Siyaset ve müzik

Mazhar Alanson yeni değil, yıllardır sufi gibi olmayı ya da görünmeyi seviyor. Bunu da TV ekranlarında sıklıkla dile getiriyor. İnkar edeceğini sanmıyorum. Belki de bu Yandım Yandım açıklaması da öyle bir sufi görünme çabasıydı. Her dönem bu tür açıklamalar olur, olmuştur.

Abone ol

Mazhar Alanson bir söz söyledi. Her kafadan bir ses çıktı. Üsküdar Belediyesi’nin ev sahipliğinde sahne alan Mazhar Alanson sevilen şarkısı ‘Yandım Yandım’ı nasıl yazdığını anlattı. Şarkısını aslında Kabe’ye yazdığını belirten ünlü şarkıcı Mazhar Alanson, “’Yandım Yandım’ kısmını Medine’de yazdım. Yandım’ı birinci gün not defterime düşüyorum. İkinci gün ‘Ah ki ne yandım’ yazmışım. Şimdi ben nerede yazmış olduğumu söylemesem, şarkıyı size açıklamasam siz onu bir aşk şarkısı olarak dinliyorsunuz. Sonra bana şarkılar söyleten kadın mevzusu olmuş. Mesela ‘Baka baka doyamadım, hem kokladım da’ Kabe’yedir. Ama siz onu dinlerken aşk şarkısı zannedersiniz” dedi.

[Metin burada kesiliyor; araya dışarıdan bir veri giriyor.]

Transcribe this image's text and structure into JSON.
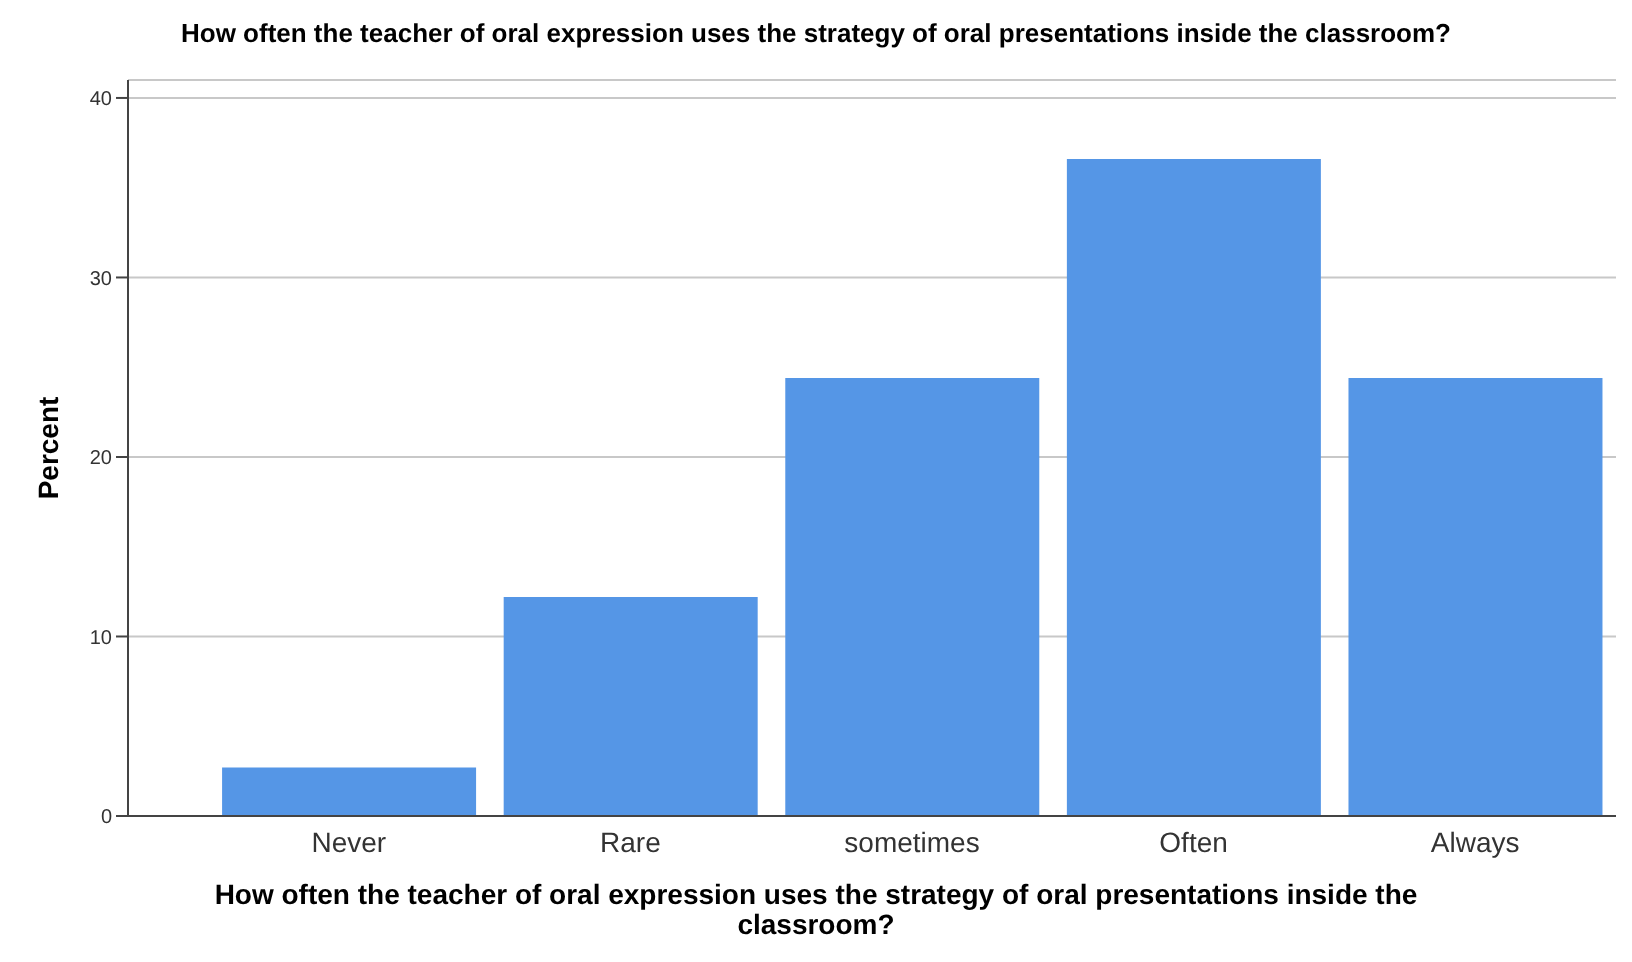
{
  "chart_data": {
    "type": "bar",
    "title": "How often the teacher of oral expression uses the strategy of oral presentations inside the classroom?",
    "xlabel": "How often the teacher of oral expression uses the strategy of oral presentations inside the classroom?",
    "ylabel": "Percent",
    "categories": [
      "Never",
      "Rare",
      "sometimes",
      "Often",
      "Always"
    ],
    "values": [
      2.7,
      12.2,
      24.4,
      36.6,
      24.4
    ],
    "color": "#5596e6",
    "ylim": [
      0,
      41
    ],
    "yticks": [
      0,
      10,
      20,
      30,
      40
    ],
    "grid": "y"
  }
}
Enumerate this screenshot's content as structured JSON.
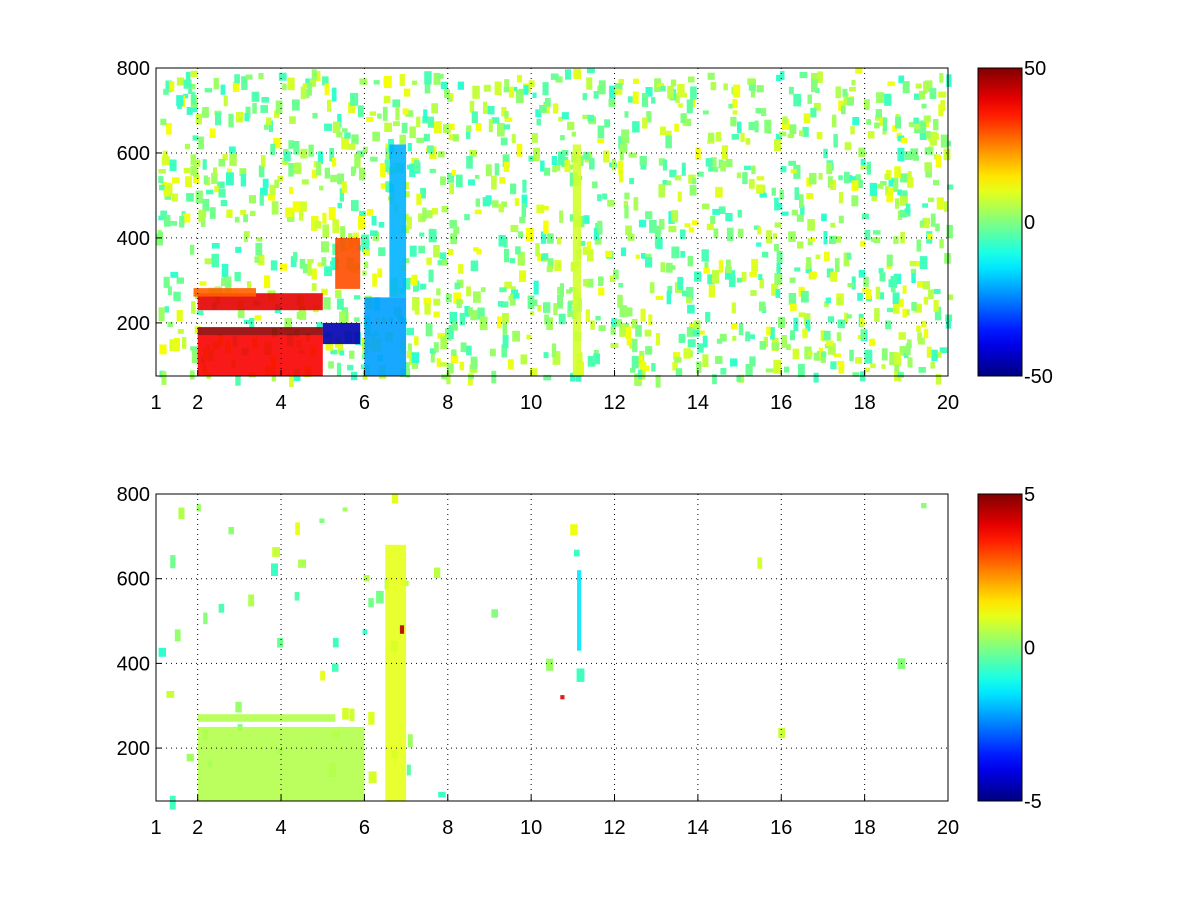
{
  "chart_data": [
    {
      "type": "heatmap",
      "title": "",
      "xlabel": "",
      "ylabel": "",
      "xlim": [
        1,
        20
      ],
      "ylim": [
        75,
        800
      ],
      "xticks": [
        1,
        2,
        4,
        6,
        8,
        10,
        12,
        14,
        16,
        18,
        20
      ],
      "yticks": [
        200,
        400,
        600,
        800
      ],
      "grid": true,
      "colormap": "jet",
      "colorbar": {
        "range": [
          -50,
          50
        ],
        "ticks": [
          50,
          0,
          -50
        ]
      },
      "features": [
        {
          "x": [
            2.0,
            5.0
          ],
          "y": [
            170,
            190
          ],
          "value": 48
        },
        {
          "x": [
            2.0,
            5.0
          ],
          "y": [
            230,
            270
          ],
          "value": 40
        },
        {
          "x": [
            1.9,
            3.4
          ],
          "y": [
            262,
            282
          ],
          "value": 28
        },
        {
          "x": [
            5.0,
            5.9
          ],
          "y": [
            150,
            200
          ],
          "value": -45
        },
        {
          "x": [
            6.0,
            7.0
          ],
          "y": [
            75,
            260
          ],
          "value": -22
        },
        {
          "x": [
            6.6,
            7.0
          ],
          "y": [
            260,
            620
          ],
          "value": -20
        },
        {
          "x": [
            5.3,
            5.9
          ],
          "y": [
            280,
            400
          ],
          "value": 30
        },
        {
          "x": [
            2.0,
            5.0
          ],
          "y": [
            75,
            170
          ],
          "value": 38
        },
        {
          "x": [
            11.0,
            11.2
          ],
          "y": [
            75,
            620
          ],
          "value": 8
        }
      ]
    },
    {
      "type": "heatmap",
      "title": "",
      "xlabel": "",
      "ylabel": "",
      "xlim": [
        1,
        20
      ],
      "ylim": [
        75,
        800
      ],
      "xticks": [
        1,
        2,
        4,
        6,
        8,
        10,
        12,
        14,
        16,
        18,
        20
      ],
      "yticks": [
        200,
        400,
        600,
        800
      ],
      "grid": true,
      "colormap": "jet",
      "colorbar": {
        "range": [
          -5,
          5
        ],
        "ticks": [
          5,
          0,
          -5
        ]
      },
      "features": [
        {
          "x": [
            2.0,
            6.0
          ],
          "y": [
            75,
            250
          ],
          "value": 0.5
        },
        {
          "x": [
            2.0,
            5.3
          ],
          "y": [
            262,
            280
          ],
          "value": 0.5
        },
        {
          "x": [
            6.5,
            7.0
          ],
          "y": [
            75,
            680
          ],
          "value": 1.0
        },
        {
          "x": [
            6.85,
            6.95
          ],
          "y": [
            470,
            490
          ],
          "value": 4.5
        },
        {
          "x": [
            11.1,
            11.2
          ],
          "y": [
            430,
            620
          ],
          "value": -1.5
        },
        {
          "x": [
            10.7,
            10.8
          ],
          "y": [
            315,
            325
          ],
          "value": 4.0
        }
      ]
    }
  ]
}
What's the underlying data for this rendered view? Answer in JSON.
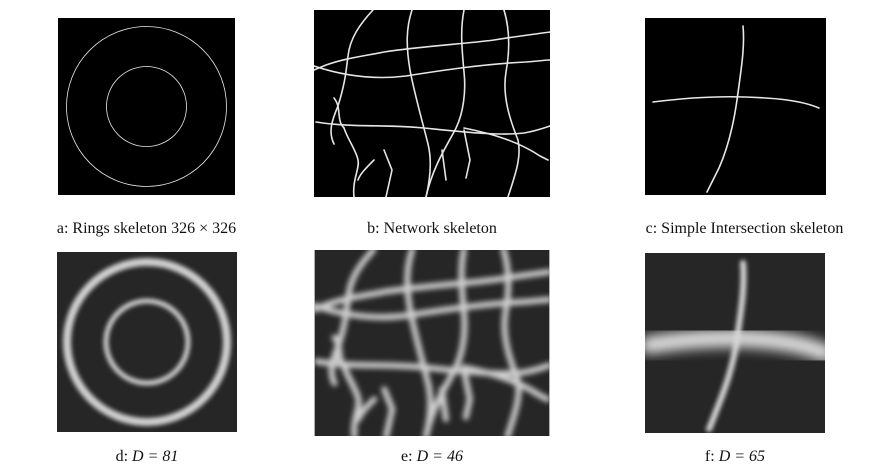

SIMON&GARFUNKEL BENZERLİĞİ

Demesine dedi ama dedikten sonra sosyal medyada büyük bir tepki tufanı koptu. Çünkü yıllar önce bir TV programında aynı şarkı için Bodrum’dan esinlendiğini söylemişti. O görüntüler günlerce sosyal medya üzerinden yayıldı. Alanson yandaşlıkla itham edildi, bir taraf sahiplendi diğer taraf ise kızdı. Ben bu konu hakkındaki fikrimi kendime saklayacağım, yıllar yılı ne MFÖ müziğini sevdim ne de ondan öncesi olan Mazhar-Fuat ikilisinin müziğini sevdim. O müziği neden sevmedim, tamamen tercih meselesi. Benim için Mazhar-Fuat olarak başlayan ikili bir Simon&Garfunkel kopyasıydı. Kıyafetleri, duruşları hatta onlar gibi beste yapabilme çabalarıyla öylelerdi. Bu benzeme çabası başarılı oldu mu olmadı mı takdiri konunun uzmanları versinler. Çoğu sanatçı ilk çıkış yıllarında birilerine öykünür. Bu durum bizim ülkemizde biraz daha fazla olur. Özgünlükten uzaklık kopyacılığa yatkınlık durumu söz konusu. Türkiye’de her dönemde bunu görmemiz mümkündür. Kimseyi ayırmadan söylüyorum ve yazıyorum. Bu benzerlik Mazhar-Fuat ikilisinin ilk plaklarını çıkardıkları firma olan Yonca Plak’ın sahibi Ergin Bener’e sorulabilir. Mutlaka fikri alınmalıdır diye düşünüyorum. Simon&Garfunkel önemli bir konudur. Çünkü Türkiye’de herkes herkese benzemeye çalışmıştır, inkar da edileceğini düşünmüyorum.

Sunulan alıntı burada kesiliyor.